—Tus versos no son espantosos del todo.
Me llevé un susto tremendo al oír esas palabras. Estaba tan absorta en el poema.
—¿Sha… Shakespeare?
Volvía a estar despierto, muerto de cansancio, pero verdaderamente encantado con lo que el espíritu llamado Rosa había hecho con mis versos:
—Cambiar el poema para que la persona sea mucho más hermosa que el día de verano ha sido muy buena idea.
Era la primera vez que alguien elogiaba lo que yo había trasladado al papel. Fue una sensación increíble, que me llenó de orgullo como ninguna otra cosa en toda mi vida. Y no lo había hecho cualquiera. No era mi madre, que en alguna ocasión, cuando yo era adolescente, había elogiado cómo tocaba la batería mientras los vecinos organizaban un pequeño linchamiento. No, ¡era el mismísimo Shakespeare quien me tributaba el reconocimiento!
Me entusiasmó que Rosa hubiera conseguido avanzar en el soneto que me ocupaba desde hacía tanto tiempo. Su logro liberó algo en mí.
—Podría continuar devaluando el verano —sugerí, y declamé:
o bien abrasa el sol desde la altura
o un velo nubla su óculo dorado…
—Ahora tenemos que encontrar algo que rime con «altura», Rosa.
Ya no me llamaba «espíritu», sino Rosa. Eso también me colmó de alegría y empecé a buscar con él una rima:
—Partitura…
—… violeta oscura…
—… corsé basura…
—… miembro de envergadura…
—Eso último no me interesa —comenté mirando hacia mi entrepierna, y sugerí—: ¿Por azar de la natura?

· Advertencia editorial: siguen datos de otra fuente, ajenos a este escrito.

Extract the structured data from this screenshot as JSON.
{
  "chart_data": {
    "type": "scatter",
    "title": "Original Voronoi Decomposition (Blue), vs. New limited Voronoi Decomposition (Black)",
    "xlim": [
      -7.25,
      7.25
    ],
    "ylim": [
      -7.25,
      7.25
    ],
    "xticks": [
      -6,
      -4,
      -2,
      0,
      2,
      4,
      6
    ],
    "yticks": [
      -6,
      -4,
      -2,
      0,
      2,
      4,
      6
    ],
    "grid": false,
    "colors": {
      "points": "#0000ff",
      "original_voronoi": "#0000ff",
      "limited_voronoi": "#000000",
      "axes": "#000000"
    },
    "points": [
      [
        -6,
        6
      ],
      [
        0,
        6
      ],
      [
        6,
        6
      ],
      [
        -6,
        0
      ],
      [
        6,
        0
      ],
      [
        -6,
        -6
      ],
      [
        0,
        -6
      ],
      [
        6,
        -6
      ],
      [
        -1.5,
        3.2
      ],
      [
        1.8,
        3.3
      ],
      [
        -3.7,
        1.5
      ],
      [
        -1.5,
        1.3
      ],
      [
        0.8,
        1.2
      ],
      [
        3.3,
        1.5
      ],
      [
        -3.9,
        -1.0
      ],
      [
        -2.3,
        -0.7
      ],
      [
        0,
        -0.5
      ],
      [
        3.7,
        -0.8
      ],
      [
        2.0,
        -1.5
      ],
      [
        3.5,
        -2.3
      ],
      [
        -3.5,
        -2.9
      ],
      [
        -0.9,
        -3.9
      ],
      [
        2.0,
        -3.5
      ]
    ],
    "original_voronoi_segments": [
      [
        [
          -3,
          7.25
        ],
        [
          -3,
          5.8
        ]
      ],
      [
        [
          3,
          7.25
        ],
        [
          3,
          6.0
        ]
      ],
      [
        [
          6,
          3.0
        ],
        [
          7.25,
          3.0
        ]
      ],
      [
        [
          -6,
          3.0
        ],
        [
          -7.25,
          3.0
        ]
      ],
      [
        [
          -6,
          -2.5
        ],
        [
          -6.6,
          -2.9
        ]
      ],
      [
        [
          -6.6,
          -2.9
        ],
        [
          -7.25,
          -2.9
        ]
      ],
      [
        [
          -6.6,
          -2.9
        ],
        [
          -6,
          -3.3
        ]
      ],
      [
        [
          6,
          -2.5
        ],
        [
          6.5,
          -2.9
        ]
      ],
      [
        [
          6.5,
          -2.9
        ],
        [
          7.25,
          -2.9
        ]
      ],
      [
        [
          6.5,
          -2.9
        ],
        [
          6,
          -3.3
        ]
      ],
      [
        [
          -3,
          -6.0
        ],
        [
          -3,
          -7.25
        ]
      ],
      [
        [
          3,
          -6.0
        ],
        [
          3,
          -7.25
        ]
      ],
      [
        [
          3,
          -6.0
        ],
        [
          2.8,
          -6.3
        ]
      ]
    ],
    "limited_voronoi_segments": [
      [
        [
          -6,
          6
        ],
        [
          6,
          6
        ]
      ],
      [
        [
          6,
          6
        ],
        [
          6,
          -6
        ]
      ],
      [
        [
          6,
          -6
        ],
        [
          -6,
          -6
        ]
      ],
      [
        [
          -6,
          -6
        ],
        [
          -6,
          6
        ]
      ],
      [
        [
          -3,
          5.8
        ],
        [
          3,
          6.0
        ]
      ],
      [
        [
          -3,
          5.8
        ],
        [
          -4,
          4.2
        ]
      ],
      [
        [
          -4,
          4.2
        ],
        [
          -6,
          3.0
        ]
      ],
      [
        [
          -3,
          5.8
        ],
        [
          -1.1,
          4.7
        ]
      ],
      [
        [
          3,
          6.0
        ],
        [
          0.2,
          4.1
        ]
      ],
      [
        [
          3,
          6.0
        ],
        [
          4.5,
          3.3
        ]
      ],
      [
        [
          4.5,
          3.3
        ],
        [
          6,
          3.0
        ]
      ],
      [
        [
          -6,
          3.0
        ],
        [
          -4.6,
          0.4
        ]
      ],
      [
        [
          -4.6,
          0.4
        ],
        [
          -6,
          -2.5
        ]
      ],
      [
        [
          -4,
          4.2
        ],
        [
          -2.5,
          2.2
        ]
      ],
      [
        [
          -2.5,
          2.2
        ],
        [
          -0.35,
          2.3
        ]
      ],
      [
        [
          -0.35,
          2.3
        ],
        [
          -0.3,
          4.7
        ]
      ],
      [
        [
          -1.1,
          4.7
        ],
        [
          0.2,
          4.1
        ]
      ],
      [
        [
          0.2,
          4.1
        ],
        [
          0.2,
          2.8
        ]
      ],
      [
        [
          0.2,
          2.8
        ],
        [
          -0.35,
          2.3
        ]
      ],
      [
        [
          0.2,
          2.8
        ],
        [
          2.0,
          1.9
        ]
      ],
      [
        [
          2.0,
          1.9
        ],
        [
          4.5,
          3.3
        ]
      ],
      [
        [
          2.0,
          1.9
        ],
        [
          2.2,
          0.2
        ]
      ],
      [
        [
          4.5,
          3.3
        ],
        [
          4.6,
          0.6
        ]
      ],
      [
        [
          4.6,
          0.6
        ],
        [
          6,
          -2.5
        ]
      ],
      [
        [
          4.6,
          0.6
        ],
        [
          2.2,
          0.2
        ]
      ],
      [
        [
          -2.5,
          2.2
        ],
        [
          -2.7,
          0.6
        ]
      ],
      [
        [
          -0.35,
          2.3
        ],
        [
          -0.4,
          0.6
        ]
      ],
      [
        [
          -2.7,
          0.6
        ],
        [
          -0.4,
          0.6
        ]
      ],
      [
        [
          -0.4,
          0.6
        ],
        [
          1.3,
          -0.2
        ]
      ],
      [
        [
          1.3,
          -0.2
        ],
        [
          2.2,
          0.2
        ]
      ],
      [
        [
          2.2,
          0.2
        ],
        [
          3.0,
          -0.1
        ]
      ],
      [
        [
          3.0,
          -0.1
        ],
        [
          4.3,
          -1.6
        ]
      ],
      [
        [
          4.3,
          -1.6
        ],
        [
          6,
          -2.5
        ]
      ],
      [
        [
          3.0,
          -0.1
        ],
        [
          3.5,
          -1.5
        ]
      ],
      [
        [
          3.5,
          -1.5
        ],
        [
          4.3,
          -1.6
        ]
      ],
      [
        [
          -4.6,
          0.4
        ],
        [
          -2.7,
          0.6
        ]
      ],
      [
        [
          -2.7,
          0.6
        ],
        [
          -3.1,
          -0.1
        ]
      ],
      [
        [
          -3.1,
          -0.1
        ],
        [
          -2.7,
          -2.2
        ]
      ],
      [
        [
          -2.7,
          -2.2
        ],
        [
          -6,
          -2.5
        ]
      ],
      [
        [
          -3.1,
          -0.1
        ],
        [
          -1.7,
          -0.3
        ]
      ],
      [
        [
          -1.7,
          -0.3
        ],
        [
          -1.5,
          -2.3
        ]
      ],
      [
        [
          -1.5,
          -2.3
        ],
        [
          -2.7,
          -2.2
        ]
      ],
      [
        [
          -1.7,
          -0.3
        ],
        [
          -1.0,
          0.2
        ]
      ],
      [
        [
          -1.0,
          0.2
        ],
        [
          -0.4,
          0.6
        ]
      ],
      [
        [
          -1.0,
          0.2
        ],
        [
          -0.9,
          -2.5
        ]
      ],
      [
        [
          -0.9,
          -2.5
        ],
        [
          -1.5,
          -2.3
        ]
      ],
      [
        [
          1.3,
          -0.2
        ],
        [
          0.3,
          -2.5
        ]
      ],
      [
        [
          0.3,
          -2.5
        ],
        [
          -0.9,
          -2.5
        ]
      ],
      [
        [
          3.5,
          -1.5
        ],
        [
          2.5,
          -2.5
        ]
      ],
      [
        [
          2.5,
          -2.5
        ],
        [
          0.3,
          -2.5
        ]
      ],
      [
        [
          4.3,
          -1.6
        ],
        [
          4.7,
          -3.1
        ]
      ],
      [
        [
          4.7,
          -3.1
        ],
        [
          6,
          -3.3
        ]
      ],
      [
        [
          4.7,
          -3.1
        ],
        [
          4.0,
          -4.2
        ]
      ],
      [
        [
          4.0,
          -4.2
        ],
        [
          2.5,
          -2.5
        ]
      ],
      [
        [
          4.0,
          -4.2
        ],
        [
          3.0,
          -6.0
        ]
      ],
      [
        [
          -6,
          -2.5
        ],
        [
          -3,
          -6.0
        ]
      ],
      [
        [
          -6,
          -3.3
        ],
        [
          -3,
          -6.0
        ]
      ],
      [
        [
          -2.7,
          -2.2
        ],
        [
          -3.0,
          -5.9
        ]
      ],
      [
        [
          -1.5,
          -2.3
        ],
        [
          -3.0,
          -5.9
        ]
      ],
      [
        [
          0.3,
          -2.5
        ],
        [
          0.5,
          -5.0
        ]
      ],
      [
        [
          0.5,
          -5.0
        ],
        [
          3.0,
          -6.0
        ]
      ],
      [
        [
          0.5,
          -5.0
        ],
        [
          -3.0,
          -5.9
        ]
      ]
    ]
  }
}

—¡Muy bien! —celebré—. Pero no acaba de funcionar la métrica. Es mejor así:
o bien abrasa el sol desde la altura
o un velo nubla su óculo dorado;
ya por azar o anhelo de natura
lo bello va perdiendo su legado.
Rosa escribió los versos con ágil pluma. Examiné la estrofa. Era realmente buena. Fue algo sorprendente, delirante, reconfortante. Embelesado, comenté:
—Nunca había escrito tan bien.
—¡No me digáis!
—Con lo que hemos intimado hasta ahora, ya podríamos tutearnos, ¿no? —le propuse a Rosa en un arrebato de euforia.
—De acuerdo —repliqué, y me sentí halagada. Bueno, él me había tuteado todo el tiempo, y ahora yo podía hacer lo mismo—: Me llamo Rosa, ya lo sabes.
—Encantado. Yo, William.
—Sí, ya lo sé —dije sonriendo satisfecha. Los estudiosos del arte dramático palidecerían de envidia ante ese tuteo con Shakespeare.
—¿Tú también eras poeta cuando vivías, Rosa? —inquirí.
Me pregunté si debía explicarle que yo procedía del futuro. Pero había visto suficientes películas al estilo de Regreso al futuro para saber que, si lo hacía, se embarullarían algunas cosas. Si le hablaba de la vida en nuestro milenio, el curso de los acontecimientos podría variar. Tal vez entonces Shakespeare escribiría un libro como el de Nostradamus, en el que advertiría de muchas catástrofes a las generaciones venideras: guerras, accidentes de avión, Dieter Bohlen y su música…
Quizás no sería tan malo, pero sólo a primera vista. Porque, y eso también se sabía por las películas, siempre que alguien intentaba influir positivamente en el futuro, la cosa se torcía y luego iba a parar a un presente completamente distinto. Un presente en el que tal vez Erich Honecker gobernaría en toda Alemania. O Joseph Goebbels.
O incluso el televisivo Florian Silbereisen. Por lo tanto, decidí ser parca en información y me limité a contestar:
—Soy maestra.
—El oficio más infame del mundo.
Vaya, ni siquiera allí eran bien vistos los maestros. Sólo me faltaba oír que teníamos demasiados días de vacaciones. Un poco alterada, me defendí:
—Bueno, seguro que hay algún que otro oficio más infame.
—Mi rival Marlowe estuvo encerrado un tiempo en la Torre. Cuando salió, me explicó con bravuconería que los verdugos no eran tan terribles como su antiguo profesor de latín.
¿Qué podía contestar? ¿Tenía que defender una profesión que no me gustaba? En vez de eso, volví a echarle una ojeada al poema.
—Es realmente hermoso…
—Podemos estar satisfechos, aunque no esté acabado.
—Por lo visto, formamos un buen equipo —constaté.
Un equipo. La idea era sorprendente pero muy acertada, al menos en lo referente a la escritura. Así pues, dije:
—¿Quién lo hubiera imaginado?
—Sí —afirmé, igual de perpleja que Shakespeare—, ¿quién lo hubiera imaginado?
Seguro que mi profesor de alemán no.